To use the ES45/1000 data as a basis for estimating ES45/1250 performance, it is important to understand exactly what is different between the two systems. A review of the specifications (at various spots on www.hp.com) shows that the bus speeds are the same for the two systems, and that the cache on the ES45/1250 is 16 MB per cpu, compared to 8 MB/cpu on the ES45/1000. SPECfp_rate2000 results are available on both systems, with the ES45/1000 results above, and the ES45/1250 requiring 404 seconds to run four copies of 171.swim. If I used the formula above for the ES45/1000, I would estimate the 4-way STREAM Triad value to be (4 copies * 420 GB/copy / 431 seconds) = 3.898 GB/s, while the published value is 3.583 GB/s. Rather than using the 420 GB estimate for the memory traffic, it makes sense in this case to simply scale the 3.583 GB/s observed on the ES45/1000 by 431 seconds/404 seconds to give an estimate of 3.822 GB/s for the ES45/1250. Again, this is not a STREAM number, but given the similarity of the hardware and software, this estimate is probably a bit closer to the actual value than I would have gotten by assuming the average value of 420 GB per copy.
For the rx2600, the known 1p STREAM value is 4.028 GB/s. The 1p and 2p 171.swim times are 119 seconds and 223 seconds, leading to a 2p STREAM Triad estimate of 4.028 GB/s * 2 copies * 119 seconds / 223 seconds = 4.299 GB/s.

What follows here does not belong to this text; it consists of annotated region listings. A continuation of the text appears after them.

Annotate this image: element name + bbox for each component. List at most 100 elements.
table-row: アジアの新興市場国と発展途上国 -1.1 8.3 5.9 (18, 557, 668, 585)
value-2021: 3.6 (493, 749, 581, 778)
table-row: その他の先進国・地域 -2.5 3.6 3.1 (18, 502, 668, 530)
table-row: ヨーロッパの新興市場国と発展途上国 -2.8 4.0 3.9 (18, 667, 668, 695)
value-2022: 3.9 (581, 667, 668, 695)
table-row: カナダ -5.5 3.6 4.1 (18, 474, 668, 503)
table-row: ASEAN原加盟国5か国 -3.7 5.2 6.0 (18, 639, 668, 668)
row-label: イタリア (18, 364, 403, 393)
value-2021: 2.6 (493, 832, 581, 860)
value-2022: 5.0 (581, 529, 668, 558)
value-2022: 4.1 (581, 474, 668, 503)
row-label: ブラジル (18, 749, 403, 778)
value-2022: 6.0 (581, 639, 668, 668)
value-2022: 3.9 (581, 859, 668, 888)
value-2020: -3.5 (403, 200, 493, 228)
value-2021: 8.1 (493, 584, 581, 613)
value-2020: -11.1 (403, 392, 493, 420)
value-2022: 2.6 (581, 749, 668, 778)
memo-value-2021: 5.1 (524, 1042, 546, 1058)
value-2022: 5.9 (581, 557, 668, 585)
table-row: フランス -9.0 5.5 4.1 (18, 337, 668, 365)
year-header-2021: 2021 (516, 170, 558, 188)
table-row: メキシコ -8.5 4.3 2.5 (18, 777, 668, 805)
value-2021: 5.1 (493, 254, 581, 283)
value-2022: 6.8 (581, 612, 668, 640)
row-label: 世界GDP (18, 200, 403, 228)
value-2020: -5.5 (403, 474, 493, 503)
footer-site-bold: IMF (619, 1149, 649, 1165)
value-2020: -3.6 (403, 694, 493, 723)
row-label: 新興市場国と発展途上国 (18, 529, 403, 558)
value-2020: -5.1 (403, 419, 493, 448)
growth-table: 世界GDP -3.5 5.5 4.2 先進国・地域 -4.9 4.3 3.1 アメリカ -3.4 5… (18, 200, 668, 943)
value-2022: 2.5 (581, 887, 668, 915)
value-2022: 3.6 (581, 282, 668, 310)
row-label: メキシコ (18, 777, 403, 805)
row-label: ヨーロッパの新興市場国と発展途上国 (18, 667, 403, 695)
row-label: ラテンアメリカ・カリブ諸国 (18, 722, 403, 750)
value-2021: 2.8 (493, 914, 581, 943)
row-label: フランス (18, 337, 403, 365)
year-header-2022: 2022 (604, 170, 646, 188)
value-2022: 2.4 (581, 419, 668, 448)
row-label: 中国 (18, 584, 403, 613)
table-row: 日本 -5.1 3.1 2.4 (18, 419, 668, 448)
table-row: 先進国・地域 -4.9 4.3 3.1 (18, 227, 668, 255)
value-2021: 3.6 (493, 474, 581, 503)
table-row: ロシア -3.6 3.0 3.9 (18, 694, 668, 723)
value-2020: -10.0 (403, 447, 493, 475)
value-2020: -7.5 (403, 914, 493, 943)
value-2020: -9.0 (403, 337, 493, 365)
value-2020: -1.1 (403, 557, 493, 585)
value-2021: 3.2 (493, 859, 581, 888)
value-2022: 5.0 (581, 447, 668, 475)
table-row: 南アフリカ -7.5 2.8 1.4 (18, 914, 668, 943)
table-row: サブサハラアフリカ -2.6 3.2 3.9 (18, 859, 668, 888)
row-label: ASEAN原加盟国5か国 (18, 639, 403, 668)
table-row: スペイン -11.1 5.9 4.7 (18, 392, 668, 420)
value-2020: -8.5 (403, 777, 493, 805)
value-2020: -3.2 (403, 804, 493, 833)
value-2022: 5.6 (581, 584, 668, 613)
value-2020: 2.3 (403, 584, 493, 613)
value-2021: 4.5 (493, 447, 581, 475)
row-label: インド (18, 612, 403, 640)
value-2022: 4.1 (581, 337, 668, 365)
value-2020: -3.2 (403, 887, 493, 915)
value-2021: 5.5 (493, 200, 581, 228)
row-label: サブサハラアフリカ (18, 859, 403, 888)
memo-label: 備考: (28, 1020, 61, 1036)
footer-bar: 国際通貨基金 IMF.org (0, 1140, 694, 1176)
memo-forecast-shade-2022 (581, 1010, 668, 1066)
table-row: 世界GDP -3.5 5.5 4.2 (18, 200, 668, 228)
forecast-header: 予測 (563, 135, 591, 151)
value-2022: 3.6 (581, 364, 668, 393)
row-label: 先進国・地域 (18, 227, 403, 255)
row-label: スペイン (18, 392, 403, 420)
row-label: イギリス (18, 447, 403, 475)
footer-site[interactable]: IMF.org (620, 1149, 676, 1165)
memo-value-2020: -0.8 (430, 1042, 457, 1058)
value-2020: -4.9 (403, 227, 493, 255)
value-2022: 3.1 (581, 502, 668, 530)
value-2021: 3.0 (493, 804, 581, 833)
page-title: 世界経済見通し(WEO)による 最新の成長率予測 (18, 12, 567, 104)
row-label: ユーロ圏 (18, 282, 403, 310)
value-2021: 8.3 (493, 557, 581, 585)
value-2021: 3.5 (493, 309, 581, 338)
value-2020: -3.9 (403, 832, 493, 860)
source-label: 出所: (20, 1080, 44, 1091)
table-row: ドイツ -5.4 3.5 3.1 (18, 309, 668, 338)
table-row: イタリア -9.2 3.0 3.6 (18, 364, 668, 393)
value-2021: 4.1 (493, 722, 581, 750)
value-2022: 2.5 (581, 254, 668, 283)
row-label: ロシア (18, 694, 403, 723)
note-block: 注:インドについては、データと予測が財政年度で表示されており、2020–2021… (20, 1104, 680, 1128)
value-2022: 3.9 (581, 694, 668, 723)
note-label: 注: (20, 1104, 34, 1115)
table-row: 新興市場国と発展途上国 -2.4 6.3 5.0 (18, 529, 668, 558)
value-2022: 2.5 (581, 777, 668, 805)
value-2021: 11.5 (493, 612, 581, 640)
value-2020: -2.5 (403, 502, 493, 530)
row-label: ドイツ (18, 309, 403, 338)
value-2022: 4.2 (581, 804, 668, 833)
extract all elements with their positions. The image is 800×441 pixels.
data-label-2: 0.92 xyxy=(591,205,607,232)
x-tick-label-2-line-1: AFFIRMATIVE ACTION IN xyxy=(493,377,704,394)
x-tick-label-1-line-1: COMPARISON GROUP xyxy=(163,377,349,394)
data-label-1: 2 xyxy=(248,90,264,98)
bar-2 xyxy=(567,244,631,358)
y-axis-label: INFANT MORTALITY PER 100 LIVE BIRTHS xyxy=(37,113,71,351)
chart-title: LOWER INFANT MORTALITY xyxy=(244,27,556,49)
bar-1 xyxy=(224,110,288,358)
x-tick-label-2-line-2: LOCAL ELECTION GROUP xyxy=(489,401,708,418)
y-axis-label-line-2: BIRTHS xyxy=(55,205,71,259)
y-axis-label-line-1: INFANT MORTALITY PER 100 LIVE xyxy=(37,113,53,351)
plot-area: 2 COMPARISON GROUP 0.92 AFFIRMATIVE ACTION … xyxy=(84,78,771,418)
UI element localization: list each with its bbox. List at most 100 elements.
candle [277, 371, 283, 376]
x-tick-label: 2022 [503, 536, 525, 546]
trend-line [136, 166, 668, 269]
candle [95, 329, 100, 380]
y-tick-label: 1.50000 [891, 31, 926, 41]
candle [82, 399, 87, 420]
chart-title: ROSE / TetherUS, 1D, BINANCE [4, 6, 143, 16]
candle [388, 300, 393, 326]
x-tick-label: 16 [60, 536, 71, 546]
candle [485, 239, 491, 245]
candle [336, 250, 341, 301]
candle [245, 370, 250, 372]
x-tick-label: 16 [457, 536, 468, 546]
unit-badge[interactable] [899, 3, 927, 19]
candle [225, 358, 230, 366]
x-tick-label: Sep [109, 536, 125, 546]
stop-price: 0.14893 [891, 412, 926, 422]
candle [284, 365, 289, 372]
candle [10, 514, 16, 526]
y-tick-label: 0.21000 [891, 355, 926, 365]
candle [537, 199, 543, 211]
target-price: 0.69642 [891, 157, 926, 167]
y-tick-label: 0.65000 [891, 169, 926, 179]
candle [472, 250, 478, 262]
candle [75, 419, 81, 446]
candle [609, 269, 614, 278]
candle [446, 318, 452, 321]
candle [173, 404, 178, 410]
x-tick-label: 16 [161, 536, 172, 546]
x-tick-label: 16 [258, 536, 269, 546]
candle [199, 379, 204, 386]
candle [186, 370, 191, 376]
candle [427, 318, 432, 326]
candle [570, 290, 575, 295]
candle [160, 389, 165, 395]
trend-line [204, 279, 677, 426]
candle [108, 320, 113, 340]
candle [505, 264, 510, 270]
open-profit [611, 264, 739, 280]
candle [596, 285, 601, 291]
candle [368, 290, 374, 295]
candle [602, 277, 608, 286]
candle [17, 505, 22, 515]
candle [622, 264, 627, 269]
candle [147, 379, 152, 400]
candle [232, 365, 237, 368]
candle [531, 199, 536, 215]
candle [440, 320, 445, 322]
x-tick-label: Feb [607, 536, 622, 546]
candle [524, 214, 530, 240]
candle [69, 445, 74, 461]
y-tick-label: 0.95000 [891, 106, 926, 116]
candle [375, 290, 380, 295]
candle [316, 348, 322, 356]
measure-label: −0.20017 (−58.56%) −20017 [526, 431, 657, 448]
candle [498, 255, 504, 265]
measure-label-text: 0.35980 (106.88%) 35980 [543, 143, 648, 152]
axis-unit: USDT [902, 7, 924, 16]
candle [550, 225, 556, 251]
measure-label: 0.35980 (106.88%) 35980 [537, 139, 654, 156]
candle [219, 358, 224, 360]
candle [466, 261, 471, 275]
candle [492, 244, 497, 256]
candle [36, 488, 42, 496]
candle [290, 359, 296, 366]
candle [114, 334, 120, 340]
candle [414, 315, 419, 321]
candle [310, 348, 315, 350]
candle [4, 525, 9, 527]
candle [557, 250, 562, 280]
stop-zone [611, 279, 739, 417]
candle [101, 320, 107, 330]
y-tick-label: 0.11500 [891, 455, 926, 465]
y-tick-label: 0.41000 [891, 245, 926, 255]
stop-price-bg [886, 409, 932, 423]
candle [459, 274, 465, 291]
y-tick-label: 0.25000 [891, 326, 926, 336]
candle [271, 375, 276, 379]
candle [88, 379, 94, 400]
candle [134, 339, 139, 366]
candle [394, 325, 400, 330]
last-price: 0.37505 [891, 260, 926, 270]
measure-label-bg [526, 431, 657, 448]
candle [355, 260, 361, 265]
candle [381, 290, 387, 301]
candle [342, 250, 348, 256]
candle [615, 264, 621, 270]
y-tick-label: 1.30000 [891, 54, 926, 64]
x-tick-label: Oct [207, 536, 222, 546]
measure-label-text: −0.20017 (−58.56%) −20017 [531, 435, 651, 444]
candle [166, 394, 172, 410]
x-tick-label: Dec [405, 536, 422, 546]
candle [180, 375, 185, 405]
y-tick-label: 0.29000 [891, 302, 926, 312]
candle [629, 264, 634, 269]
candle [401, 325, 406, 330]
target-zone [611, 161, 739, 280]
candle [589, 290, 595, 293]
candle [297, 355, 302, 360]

For the rx5670, the 171.swim times are 111, 195, and 397 seconds for 1, 2, and 4 copies, respectively. These lead to STREAM Triad estimates of 4.028 GB/s * (119 seconds / 111 seconds) = 4.318 GB/s for a single processor, 4.028 GB/s * 2 copies * (119 seconds / 195 seconds) = 4.916 GB/s for two processors, and 4.028 GB/s * 4 copies * (119 seconds / 397 seconds) = 4.830 GB/s for four processors. Note the very slight degradation in throughput when running four copies of the 171.swim benchmark on a single shared bus.
When STREAM benchmark results are available on a very similar system, using the ratio of 171.swim throughput to scale the known STREAM Triad results can provide another useful method for estimating sustainable memory bandwidth.